On the pro-Kerry side, Nirupam Sinha ’05, president of the Yale College Democrats, added health care to the list of issues influencing the youth vote. Many Yale students also listed health care as one of their top concerns.

“Abortion, health care and foreign policy are the issues I’m basing my vote on,” Christine Mathias ’07 said. “It is weird, but I see that most young voters are really interested in health care.”

Many students said they were concerned about gay marriage. Andrew Schram ’06, who said he will be voting for Kerry, mentioned gay marriage as one of the primary issues he is basing his vote on, and Borden said he strongly disagrees with Bush’s policies on the issue.

Even on Yale’s liberal campus, opinions largely conform to the national youth trends.

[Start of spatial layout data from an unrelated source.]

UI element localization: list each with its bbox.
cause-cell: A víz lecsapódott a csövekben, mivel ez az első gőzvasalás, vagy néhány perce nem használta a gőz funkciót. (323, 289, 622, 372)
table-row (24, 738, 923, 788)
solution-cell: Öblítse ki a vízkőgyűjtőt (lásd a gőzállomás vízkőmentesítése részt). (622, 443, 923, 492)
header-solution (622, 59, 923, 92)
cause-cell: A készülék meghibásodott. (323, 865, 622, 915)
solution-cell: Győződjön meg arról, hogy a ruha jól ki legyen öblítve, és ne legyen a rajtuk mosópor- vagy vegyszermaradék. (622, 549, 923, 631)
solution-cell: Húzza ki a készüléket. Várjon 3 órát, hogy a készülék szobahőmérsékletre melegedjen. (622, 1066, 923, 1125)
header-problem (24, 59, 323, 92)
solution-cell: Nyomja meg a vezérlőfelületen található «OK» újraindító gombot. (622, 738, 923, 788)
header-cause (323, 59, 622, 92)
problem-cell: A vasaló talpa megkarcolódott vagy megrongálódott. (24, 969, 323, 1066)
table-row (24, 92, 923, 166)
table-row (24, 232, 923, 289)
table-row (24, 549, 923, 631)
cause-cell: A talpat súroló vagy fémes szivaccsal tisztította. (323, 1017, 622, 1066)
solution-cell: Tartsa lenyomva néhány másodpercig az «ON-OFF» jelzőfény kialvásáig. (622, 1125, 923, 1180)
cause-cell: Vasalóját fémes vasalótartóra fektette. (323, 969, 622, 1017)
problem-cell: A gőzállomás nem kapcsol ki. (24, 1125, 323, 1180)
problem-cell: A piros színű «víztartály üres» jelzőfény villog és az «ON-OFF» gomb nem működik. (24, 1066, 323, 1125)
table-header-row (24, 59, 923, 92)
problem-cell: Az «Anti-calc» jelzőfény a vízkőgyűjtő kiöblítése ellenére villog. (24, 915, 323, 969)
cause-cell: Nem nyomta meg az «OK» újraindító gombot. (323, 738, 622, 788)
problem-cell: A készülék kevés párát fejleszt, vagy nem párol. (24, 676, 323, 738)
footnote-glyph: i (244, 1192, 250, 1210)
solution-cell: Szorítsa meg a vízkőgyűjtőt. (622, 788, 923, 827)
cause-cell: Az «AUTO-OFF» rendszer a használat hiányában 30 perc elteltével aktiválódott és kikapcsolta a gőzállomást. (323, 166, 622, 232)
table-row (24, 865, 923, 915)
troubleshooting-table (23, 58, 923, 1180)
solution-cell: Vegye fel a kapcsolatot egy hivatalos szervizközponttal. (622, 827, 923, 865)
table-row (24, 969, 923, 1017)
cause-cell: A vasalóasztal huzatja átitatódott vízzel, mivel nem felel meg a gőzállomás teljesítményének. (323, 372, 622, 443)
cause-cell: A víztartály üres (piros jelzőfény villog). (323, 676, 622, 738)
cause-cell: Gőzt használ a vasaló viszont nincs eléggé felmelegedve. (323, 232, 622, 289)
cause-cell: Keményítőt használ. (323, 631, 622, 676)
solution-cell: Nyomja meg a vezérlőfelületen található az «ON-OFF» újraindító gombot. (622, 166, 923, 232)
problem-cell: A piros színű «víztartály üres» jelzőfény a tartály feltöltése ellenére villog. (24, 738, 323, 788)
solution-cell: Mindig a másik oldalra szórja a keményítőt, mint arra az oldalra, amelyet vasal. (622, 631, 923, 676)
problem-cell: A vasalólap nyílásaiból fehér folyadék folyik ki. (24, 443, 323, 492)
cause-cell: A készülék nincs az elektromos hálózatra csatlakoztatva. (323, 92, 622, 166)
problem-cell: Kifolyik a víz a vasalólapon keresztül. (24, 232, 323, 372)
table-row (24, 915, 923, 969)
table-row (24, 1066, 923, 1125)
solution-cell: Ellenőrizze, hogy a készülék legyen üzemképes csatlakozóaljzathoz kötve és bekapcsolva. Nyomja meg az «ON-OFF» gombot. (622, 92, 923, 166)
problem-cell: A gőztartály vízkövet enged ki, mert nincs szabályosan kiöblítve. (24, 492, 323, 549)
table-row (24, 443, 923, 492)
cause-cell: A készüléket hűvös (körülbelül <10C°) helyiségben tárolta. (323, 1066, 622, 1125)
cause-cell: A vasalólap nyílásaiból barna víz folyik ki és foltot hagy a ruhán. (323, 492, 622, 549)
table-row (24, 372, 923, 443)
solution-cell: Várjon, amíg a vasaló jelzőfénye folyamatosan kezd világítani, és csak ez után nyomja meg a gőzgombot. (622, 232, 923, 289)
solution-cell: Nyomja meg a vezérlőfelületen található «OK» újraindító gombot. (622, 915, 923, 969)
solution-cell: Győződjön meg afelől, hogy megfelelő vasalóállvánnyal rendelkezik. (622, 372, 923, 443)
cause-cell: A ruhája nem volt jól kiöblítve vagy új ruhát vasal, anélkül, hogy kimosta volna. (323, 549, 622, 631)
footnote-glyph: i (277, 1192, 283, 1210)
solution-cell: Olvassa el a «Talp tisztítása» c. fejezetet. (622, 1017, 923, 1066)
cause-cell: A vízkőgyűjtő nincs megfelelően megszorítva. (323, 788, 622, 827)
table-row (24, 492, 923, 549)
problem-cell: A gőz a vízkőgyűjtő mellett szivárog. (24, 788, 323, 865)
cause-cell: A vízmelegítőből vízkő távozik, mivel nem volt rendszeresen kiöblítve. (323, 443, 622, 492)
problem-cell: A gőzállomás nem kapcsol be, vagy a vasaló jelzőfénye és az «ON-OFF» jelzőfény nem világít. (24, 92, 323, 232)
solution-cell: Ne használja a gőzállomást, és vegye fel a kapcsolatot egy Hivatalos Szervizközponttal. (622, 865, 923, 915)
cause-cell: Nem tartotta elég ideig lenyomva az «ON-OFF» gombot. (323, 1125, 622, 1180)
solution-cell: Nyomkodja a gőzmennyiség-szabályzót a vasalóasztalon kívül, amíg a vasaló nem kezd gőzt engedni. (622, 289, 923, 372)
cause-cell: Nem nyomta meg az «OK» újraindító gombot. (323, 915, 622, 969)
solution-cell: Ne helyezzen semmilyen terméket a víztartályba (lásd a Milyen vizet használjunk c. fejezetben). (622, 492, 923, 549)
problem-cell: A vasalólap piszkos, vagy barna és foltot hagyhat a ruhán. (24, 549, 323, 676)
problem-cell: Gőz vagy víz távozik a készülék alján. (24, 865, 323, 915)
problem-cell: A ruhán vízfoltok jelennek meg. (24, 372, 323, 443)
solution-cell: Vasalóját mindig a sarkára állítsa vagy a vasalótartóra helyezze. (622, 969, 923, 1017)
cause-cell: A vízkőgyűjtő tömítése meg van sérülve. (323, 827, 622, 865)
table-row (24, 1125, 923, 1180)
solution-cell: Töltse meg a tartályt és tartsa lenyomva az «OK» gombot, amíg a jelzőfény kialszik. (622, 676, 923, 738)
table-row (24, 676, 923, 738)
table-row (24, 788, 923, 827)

In a pre-election survey organized by MTV’s Choose or Lose, Kerry collected 61.1 percent of the vote as opposed to Bush’s 38.9 percent. Of the approximately 100,000 participants, 84% were between 18-30 years old. The results revealed the war in Iraq as the leading issue influencing the youth vote. Gay marriage, the war on terror, race relations and job security were also identified as major issues by a large percentage of the participants.

Although the candidates may focus their attention on the middle-aged, middle-America swing voter, they by no means ignore the youth demographic in their campaigning .

Holly Teresi, communications director of the Youth Vote Coalition, a national coalition of organizations dedicated to engaging youth in politics, said the candidates are making great progress in approaching young voters. Television appearances, such as Kerry’s August appearance on “The Daily Show” also reached a wide youth audience.

But Teresi said there is still a lot of work to be done.

“Both Bush and Kerry are addressing the youth, but not enough,” she said.

Jonathan Zeff, president of 18-35, the policy research arm of America’s Youth Movement, said the candidates are more engaged in attracting young voters than past presidential candidates.

“They’re making a bigger effort than they ever have,” he said. “The youth responds, which is exciting.”

He said multiple organizations are also engaged in the process, such as the New Voter’s Project and Rock the Vote, and mentioned the online debate as a great success.

Celebrity campaigning is another factor influencing young voters’ preferences, especially in favor of the Democrats. Approximately 200 bands, including Green Day, the Foo Fighters, Offspring and Pennywise have created the PunkVoter alliance, whose intention is to mobilize America’s youth to vote against Bush. Founded by Mike Burkett (of the band NOFX), PunkVoter organized a Rock Against Bush Tour and produced the “Rock Against Bush” compilation CD.

“We don’t have the same count of rock stars as the Democrats have,” Bush campaign representative Farnan said.

Instead, Farnan said that Bush’s daughters’ campaigning efforts are a major step towards reaching out to young voters.

But Yalies said that celebrity endorsements and familial campaigning are overshadowed by more pressing concerns. Presidential candidates’ stunts designed to win youth’s favor — from Kerry’s motorcycle-riding appearance on “The Tonight Show with Jay Leno” to Bush’s “Top Gun”-style airplane hanger landing — have by and large not impressed students. Instead, students said they were looking for the candidates to address real issues — both those that relate specifically to youth and, more importantly, those that pertain to the nation as a whole.

Voters are still undecided on the boxers/briefs issue.